Sexing: There is no full-proof method to identify the sex of discus even at an adult stage. Male will chose his own female partner from the group and both of them are found to be getting along together.
Medication: If your discus are eating well and so long as you are not feeding any live worms to them, there is no need to medicate (de-flaggellate or de-worm) them. Refrain from exercising unnecessary medicinal experiments with your discus, unless required which should be done with proper advice from discus experts.
Tankmates: It is always better to give discus, a tank of their own. Discus is stressed by fin-nipping fishes and movement of other huge fishes roaming around them. However if you insist for its tankmates, corydoras can be accompanied with them. Some people add neon tetras as ditchers when their discus are shy of swimming freely.
Life: Average Discus can grow upto 5-6 inches can easily live for 7-8 years. Some strains like Turquoise/ Blue Knights can grow even bigger like 8-9 inches can ideally be called 'Bucket-Size'.
Hope this information will benefit discus newbies and people who plan to keep discus soon.

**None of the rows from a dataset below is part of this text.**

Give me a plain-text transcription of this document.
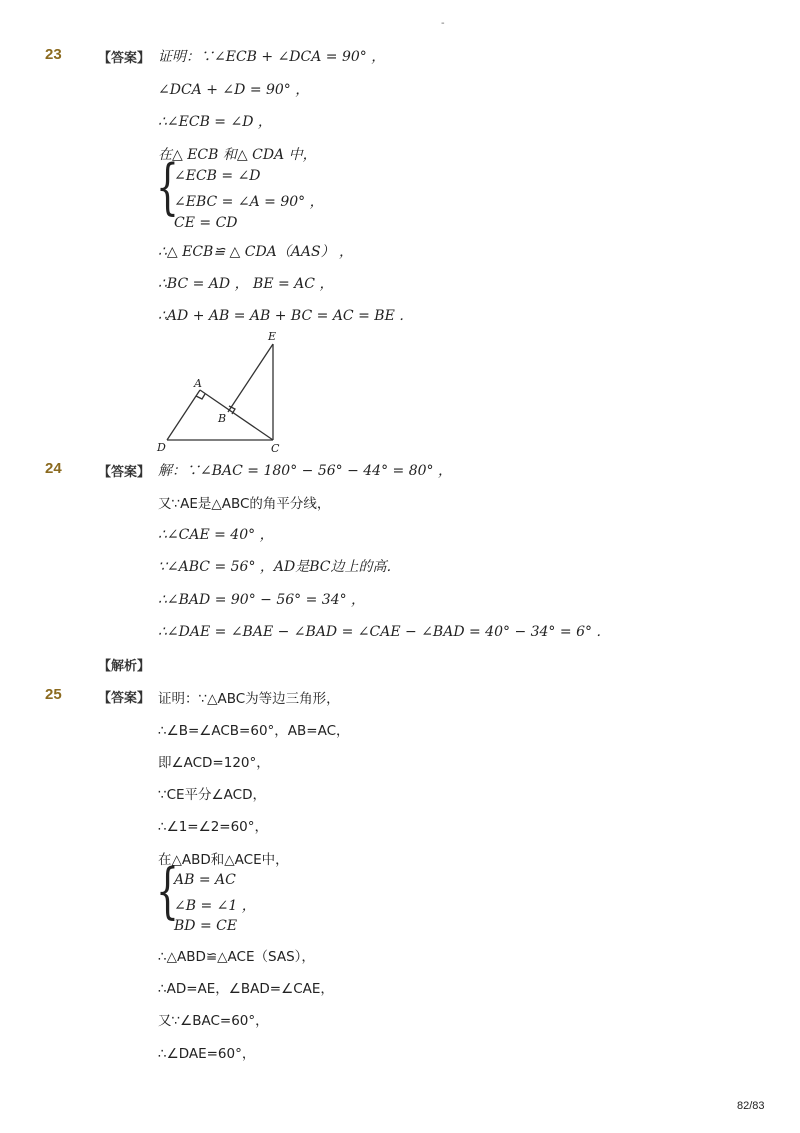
-
23	【答案】 证明：∵∠ECB + ∠DCA = 90° ，
∠DCA + ∠D = 90° ，
∴∠ECB = ∠D ，
在△ ECB 和△ CDA 中，
{
∠ECB = ∠D
∠EBC = ∠A = 90° ，
CE = CD
∴△ ECB≌ △ CDA（AAS） ，
∴BC = AD ， BE = AC ，
∴AD + AB = AB + BC = AC = BE ．
E
A
B
D	C
24	【答案】 解：∵∠BAC = 180° − 56° − 44° = 80° ，
又∵AE是△ABC的角平分线，
∴∠CAE = 40° ，
∵∠ABC = 56° ，AD是BC边上的高．
∴∠BAD = 90° − 56° = 34° ，
∴∠DAE = ∠BAE − ∠BAD = ∠CAE − ∠BAD = 40° − 34° = 6° ．
【解析】
25	【答案】 证明：∵△ABC为等边三角形，
∴∠B=∠ACB=60°，AB=AC，
即∠ACD=120°，
∵CE平分∠ACD，
∴∠1=∠2=60°，
在△ABD和△ACE中，
{
AB = AC
∠B = ∠1 ，
BD = CE
∴△ABD≌△ACE（SAS），
∴AD=AE，∠BAD=∠CAE，
又∵∠BAC=60°，
∴∠DAE=60°，
82/83
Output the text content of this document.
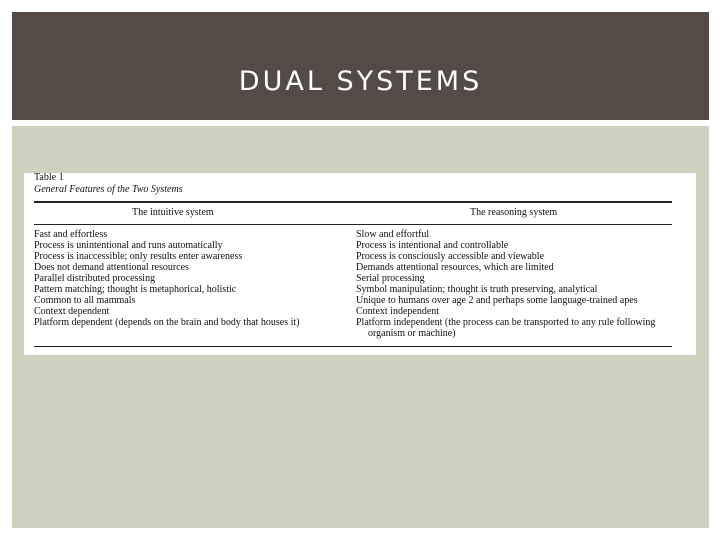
DUAL SYSTEMS
Table 1
General Features of the Two Systems
The intuitive system	The reasoning system
Fast and effortless
Process is unintentional and runs automatically
Process is inaccessible; only results enter awareness
Does not demand attentional resources
Parallel distributed processing
Pattern matching; thought is metaphorical, holistic
Common to all mammals
Context dependent
Platform dependent (depends on the brain and body that houses it)
Slow and effortful
Process is intentional and controllable
Process is consciously accessible and viewable
Demands attentional resources, which are limited
Serial processing
Symbol manipulation; thought is truth preserving, analytical
Unique to humans over age 2 and perhaps some language-trained apes
Context independent
Platform independent (the process can be transported to any rule following organism or machine)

BEST OF LUCK AND HAPPY DISCUS KEEPING!!!
Last edited by Yogesh on Mon Nov 21, 2011 8:53 am; edited 4 times in total
Posted: Fri May 15, 2009 10:02 am Post subject: Re: Handbook for Discus Newbies
That was a wonderful piece of work. I was exactly expecting something like this for newbies like me. Also if you can cover some aspects of problems encountered and their remedy it will be fantastic. Good work buddy
Posted: Fri May 15, 2009 2:26 pm Post subject: Re: Handbook for Discus Newbies
Thank you all for the compliments, much appreciated.
Vardesh - Amended Medication title 'boldly' missed, thank you for the correction. Have requested Shiva to contribute towards 'Discus Diseases & Cure' and we'll be covering it soon for advising discus health queries.
Garothmaan - It all depends upon TLC you offer to your fish.
However, you can be bit flexible about some rules like live food. I feed live BW (reliably sourced & treated) to all my fishes including discus as a weekly diet change.
Have amended 'Selecting Discus' part to add some more details about QT procedure.